In Alaska, Obama becomes 1st president to enter the Arctic

US Coast Guard, Kivalina

This Aug. 7, 2008 aerial file photo shows the barrier island on which the village of Kivalina, Alaska is located. It stretches along the edge of the Chukchi Sea.. Residents of Kivalina, one of Alaska’s most eroded villages, are thankful for President Barack Obama’s attention to their plight during his visit to the state this week, saying they hope it will help them secure funding to build an evacuation road to drier ground, Wednesday, Sept. 2, 2015. Bob Hallinen/The Anchorage Daily News/AP FILE PHOTO

KOTZEBUE, Alaska — President Barack Obama crossed the Arctic Circle on Wednesday in a first by a sitting US president, telling residents in a far-flung Alaska village that their plight should be the world’s wake-up call on global warming.

READ: Obama takes climate drive to Alaska

Obama’s visit to Kotzebue, a town of some 3,000 people in the Alaska Arctic, was designed to snap the country to attention by illustrating the ways warmer temperatures have already threatened entire communities and ways of life in Alaska. He said despite progress in reducing greenhouse gases, the planet is already warming and the US isn’t doing enough to stop it.

“I’ve been trying to make the rest of the country more aware of the changing climate, but you’re already living it,” Obama told a crowd of more than 1,000 in this rough-and-tumble town on Alaska’s western coast.

READ: In climate bid, Obama stares down melting Alaska glacier

As he closed out a three-day tour of the state focused almost entirely on climate change, the president sought to show solidarity with Alaska Natives and rural Alaskans whose immense challenges are rarely in the national spotlight. His brief visit had the feeling of a campaign rally, with throngs of people cheering and applauding when he invoked the historic nature of the first presidential visit to the Arctic.

From the moment Air Force One touched down in Kotzebue, examples of dire poverty and climate-related obstacles were easy to spot.

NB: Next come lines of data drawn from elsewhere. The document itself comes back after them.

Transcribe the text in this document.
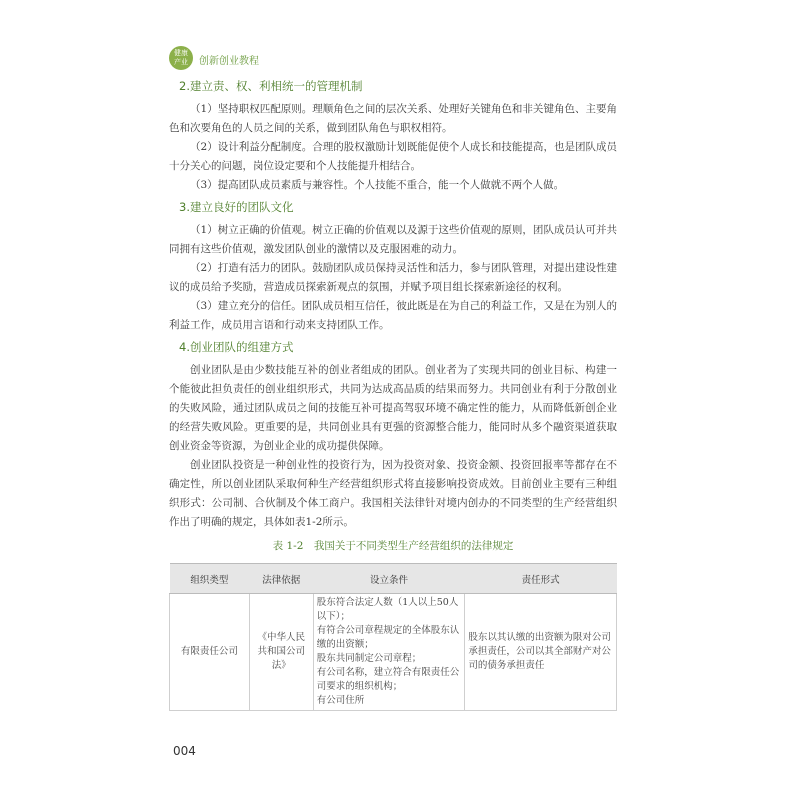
健康产业 创新创业教程
2.建立责、权、利相统一的管理机制

（1）坚持职权匹配原则。理顺角色之间的层次关系、处理好关键角色和非关键角色、主要角色和次要角色的人员之间的关系，做到团队角色与职权相符。

（2）设计利益分配制度。合理的股权激励计划既能促使个人成长和技能提高，也是团队成员十分关心的问题，岗位设定要和个人技能提升相结合。

（3）提高团队成员素质与兼容性。个人技能不重合，能一个人做就不两个人做。

3.建立良好的团队文化

（1）树立正确的价值观。树立正确的价值观以及源于这些价值观的原则，团队成员认可并共同拥有这些价值观，激发团队创业的激情以及克服困难的动力。

（2）打造有活力的团队。鼓励团队成员保持灵活性和活力，参与团队管理，对提出建设性建议的成员给予奖励，营造成员探索新观点的氛围，并赋予项目组长探索新途径的权利。

（3）建立充分的信任。团队成员相互信任，彼此既是在为自己的利益工作，又是在为别人的利益工作，成员用言语和行动来支持团队工作。

4.创业团队的组建方式

创业团队是由少数技能互补的创业者组成的团队。创业者为了实现共同的创业目标、构建一个能彼此担负责任的创业组织形式，共同为达成高品质的结果而努力。共同创业有利于分散创业的失败风险，通过团队成员之间的技能互补可提高驾驭环境不确定性的能力，从而降低新创企业的经营失败风险。更重要的是，共同创业具有更强的资源整合能力，能同时从多个融资渠道获取创业资金等资源，为创业企业的成功提供保障。

创业团队投资是一种创业性的投资行为，因为投资对象、投资金额、投资回报率等都存在不确定性，所以创业团队采取何种生产经营组织形式将直接影响投资成效。目前创业主要有三种组织形式：公司制、合伙制及个体工商户。我国相关法律针对境内创办的不同类型的生产经营组织作出了明确的规定，具体如表1-2所示。

表 1-2　我国关于不同类型生产经营组织的法律规定
组织类型	法律依据	设立条件	责任形式
有限责任公司	《中华人民共和国公司法》	股东符合法定人数（1人以上50人以下）；
有符合公司章程规定的全体股东认缴的出资额；
股东共同制定公司章程；
有公司名称，建立符合有限责任公司要求的组织机构；
有公司住所	股东以其认缴的出资额为限对公司承担责任，公司以其全部财产对公司的债务承担责任
004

Obama’s motorcade snaked through the town passing rows of rusting shipping containers and dilapidated huts — almost all on stilts to accommodate gusts of wind and other weather-related events.

It was a topic Obama brought up, by way of praising Alaskans for their perseverance despite poverty, isolation and a lack of support. He said while many speak of America’s pioneering, independent spirit, in Alaska it’s not just a slogan but a way of life.

“It can be harsh,” Obama said. “That means that you depend on each other.”